PESTA demokrasi sedang berlangsung. Namun, ada ancaman tersembunyi yang muncul dari bayang-bayang teknologi modern, khususnya kecerdasan artifisial atau artificial intelligence (AI) yang dapat mengubah arah roda demokrasi dan menciptakan polarisasi dalam masyarakat.
"Bisakah organisasi menggunakan model bahasa AI seperti ChatGPT untuk mendorong pemilih berperilaku dengan cara tertentu?"
Begitulah pertanyaan Senator Josh Hawley kepada CEO OpenAI Sam Altman saat sidang Senat AS, 16 Mei 2023.
Altman menjawab bahwa dia memang khawatir beberapa orang mungkin menggunakan model bahasa untuk memanipulasi, membujuk, dan terlibat dalam interaksi satu lawan satu dengan pemilih.
Walaupun Altman tidak merinci, skenario ini memang sangat mungkin untuk diciptakan.

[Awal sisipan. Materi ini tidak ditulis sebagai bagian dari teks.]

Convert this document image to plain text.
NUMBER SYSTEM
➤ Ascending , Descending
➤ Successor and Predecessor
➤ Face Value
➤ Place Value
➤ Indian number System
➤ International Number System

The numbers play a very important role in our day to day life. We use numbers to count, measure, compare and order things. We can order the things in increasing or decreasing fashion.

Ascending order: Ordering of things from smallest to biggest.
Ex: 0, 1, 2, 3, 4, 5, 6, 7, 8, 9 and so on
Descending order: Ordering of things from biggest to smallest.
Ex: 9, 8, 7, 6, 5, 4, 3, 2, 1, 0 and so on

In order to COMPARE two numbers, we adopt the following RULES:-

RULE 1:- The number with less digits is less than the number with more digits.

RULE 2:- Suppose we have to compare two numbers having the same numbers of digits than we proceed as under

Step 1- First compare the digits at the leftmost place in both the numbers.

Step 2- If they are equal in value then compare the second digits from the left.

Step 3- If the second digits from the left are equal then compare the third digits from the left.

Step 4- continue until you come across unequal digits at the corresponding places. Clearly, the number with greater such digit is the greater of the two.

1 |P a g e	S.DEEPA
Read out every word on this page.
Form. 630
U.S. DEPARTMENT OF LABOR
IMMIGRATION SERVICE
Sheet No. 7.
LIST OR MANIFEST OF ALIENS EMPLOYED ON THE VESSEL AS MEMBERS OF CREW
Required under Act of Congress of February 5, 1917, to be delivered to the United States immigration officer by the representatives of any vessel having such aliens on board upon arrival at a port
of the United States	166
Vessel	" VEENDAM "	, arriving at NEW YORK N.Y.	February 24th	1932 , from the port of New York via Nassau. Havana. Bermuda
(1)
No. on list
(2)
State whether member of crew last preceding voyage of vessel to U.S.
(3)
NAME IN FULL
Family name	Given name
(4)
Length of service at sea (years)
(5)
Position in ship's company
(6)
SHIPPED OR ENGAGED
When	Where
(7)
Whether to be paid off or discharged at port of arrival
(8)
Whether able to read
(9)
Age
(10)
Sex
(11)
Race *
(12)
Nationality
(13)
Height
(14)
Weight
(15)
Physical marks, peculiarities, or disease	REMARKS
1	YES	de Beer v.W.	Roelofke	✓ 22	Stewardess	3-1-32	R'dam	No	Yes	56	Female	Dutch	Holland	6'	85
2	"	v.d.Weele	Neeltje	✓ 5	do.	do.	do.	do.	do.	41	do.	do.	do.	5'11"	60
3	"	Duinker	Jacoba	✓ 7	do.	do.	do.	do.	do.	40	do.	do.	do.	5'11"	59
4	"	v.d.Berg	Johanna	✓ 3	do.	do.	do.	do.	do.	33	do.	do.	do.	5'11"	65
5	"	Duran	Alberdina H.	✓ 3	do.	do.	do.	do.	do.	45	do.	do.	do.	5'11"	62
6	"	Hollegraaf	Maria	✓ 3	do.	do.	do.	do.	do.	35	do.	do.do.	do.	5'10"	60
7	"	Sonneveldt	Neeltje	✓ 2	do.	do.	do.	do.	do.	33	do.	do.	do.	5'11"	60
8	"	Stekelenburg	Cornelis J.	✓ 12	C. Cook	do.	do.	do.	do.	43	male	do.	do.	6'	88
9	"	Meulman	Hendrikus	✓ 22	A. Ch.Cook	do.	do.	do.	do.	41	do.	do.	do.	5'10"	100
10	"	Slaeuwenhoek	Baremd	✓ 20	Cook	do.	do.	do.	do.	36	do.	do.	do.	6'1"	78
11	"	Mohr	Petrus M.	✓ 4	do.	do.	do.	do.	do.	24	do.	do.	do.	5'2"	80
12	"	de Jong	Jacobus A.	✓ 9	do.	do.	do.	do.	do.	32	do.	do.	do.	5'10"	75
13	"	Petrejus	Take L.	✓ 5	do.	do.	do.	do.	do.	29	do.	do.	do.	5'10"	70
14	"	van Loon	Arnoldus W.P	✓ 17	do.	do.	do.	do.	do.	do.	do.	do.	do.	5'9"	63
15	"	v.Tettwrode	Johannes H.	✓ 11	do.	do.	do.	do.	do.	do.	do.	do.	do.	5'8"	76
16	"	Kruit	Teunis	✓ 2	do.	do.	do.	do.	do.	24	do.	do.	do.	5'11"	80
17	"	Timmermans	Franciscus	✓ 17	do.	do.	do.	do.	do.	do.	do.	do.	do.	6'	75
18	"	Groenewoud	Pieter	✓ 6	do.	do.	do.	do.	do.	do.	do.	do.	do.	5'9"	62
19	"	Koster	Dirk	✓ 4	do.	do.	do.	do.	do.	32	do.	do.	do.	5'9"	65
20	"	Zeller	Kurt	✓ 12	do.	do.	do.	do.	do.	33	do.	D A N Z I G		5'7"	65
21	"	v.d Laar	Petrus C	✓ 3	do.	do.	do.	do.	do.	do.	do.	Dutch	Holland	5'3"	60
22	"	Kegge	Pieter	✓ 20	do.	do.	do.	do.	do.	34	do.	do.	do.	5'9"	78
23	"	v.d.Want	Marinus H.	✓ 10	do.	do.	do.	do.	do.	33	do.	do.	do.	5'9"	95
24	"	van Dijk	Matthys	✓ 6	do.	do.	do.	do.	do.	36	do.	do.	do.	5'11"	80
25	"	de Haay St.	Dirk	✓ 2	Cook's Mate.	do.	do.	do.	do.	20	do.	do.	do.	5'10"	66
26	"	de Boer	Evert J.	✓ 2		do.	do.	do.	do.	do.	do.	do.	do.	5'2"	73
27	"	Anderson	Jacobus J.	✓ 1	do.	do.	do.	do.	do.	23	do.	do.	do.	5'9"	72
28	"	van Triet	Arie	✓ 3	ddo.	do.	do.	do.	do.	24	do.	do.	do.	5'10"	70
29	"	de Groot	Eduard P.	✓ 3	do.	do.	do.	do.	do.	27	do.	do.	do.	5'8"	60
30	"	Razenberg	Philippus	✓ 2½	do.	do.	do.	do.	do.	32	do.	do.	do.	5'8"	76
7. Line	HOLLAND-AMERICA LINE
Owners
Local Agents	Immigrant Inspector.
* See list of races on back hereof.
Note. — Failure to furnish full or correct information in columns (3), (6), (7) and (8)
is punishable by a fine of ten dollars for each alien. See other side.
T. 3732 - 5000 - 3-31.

Atau memang sudah mulai tercipta?
Bayangkan ada satu ahli AI yang mengembangkan mesin politik seperti ini dan diberi nama "Buzzer." Sebuah AI yang dikembangkan dengan tujuan memengaruhi dan mengarahkan suara pemilih.
Konsep ini mungkin terdengar mirip dengan langkah Facebook, Twitter, dan YouTube memanfaatkan AI untuk menjaga atensi pengguna. Namun dalam konteks ini, tujuannya lebih spesifik dan berorientasi politik.
"Buzzer" yang memiliki kemampuan untuk mempersonalisasi pesan berdasarkan perilaku dan preferensi pengguna di media sosial, bisa digunakan untuk memengaruhi pemilih.
Dengan teknik reinforcement learning, "Buzzer" dapat merancang pesan yang semakin efektif dalam memengaruhi pemilih.
Lebih jauh lagi, "Buzzer" memiliki kemampuan untuk beradaptasi dan berevolusi sepanjang kampanye berlangsung, belajar dari pengalaman sebelumnya dan merespons tanggapan pemilih.
Mungkin kita masih ingat skandal Cambridge Analytica, di mana data dari 87 juta pengguna Facebook digunakan untuk memengaruhi pemilihan presiden AS 2016. Hal ini akan membawa kita pada konsep "Digital Twin".
"Digital Twin" adalah representasi digital dari seorang individu, dibuat berdasarkan jejak digital mereka di media sosial. Ketika digabungkan dengan AI seperti "Buzzer", "Digital Twin" ini dapat digunakan untuk merancang pesan kampanye yang sangat spesifik dan efektif.
Ada dua aspek penting yang menjadi sumber kekhawatiran: pertama, AI seperti "Buzzer" dapat memperkuat polarisasi masyarakat dengan mengirim pesan yang hanya memperkuat pandangan dan keyakinan yang menguntungkan klien dari "Buzzer".
Paling tidak konsep ini sudah dua kali terbukti sukses pada skandal pemilihan presiden di Amerika Serikat. Bahkan terindikasi kuat digunakan juga pada pemilihan umum untuk memutuskan Britania Raya keluar dari Uni Eropa (Brexit).
Kedua, dalam prosesnya, AI seperti ini bisa menciptakan retakan dalam masyarakat dan memicu konflik.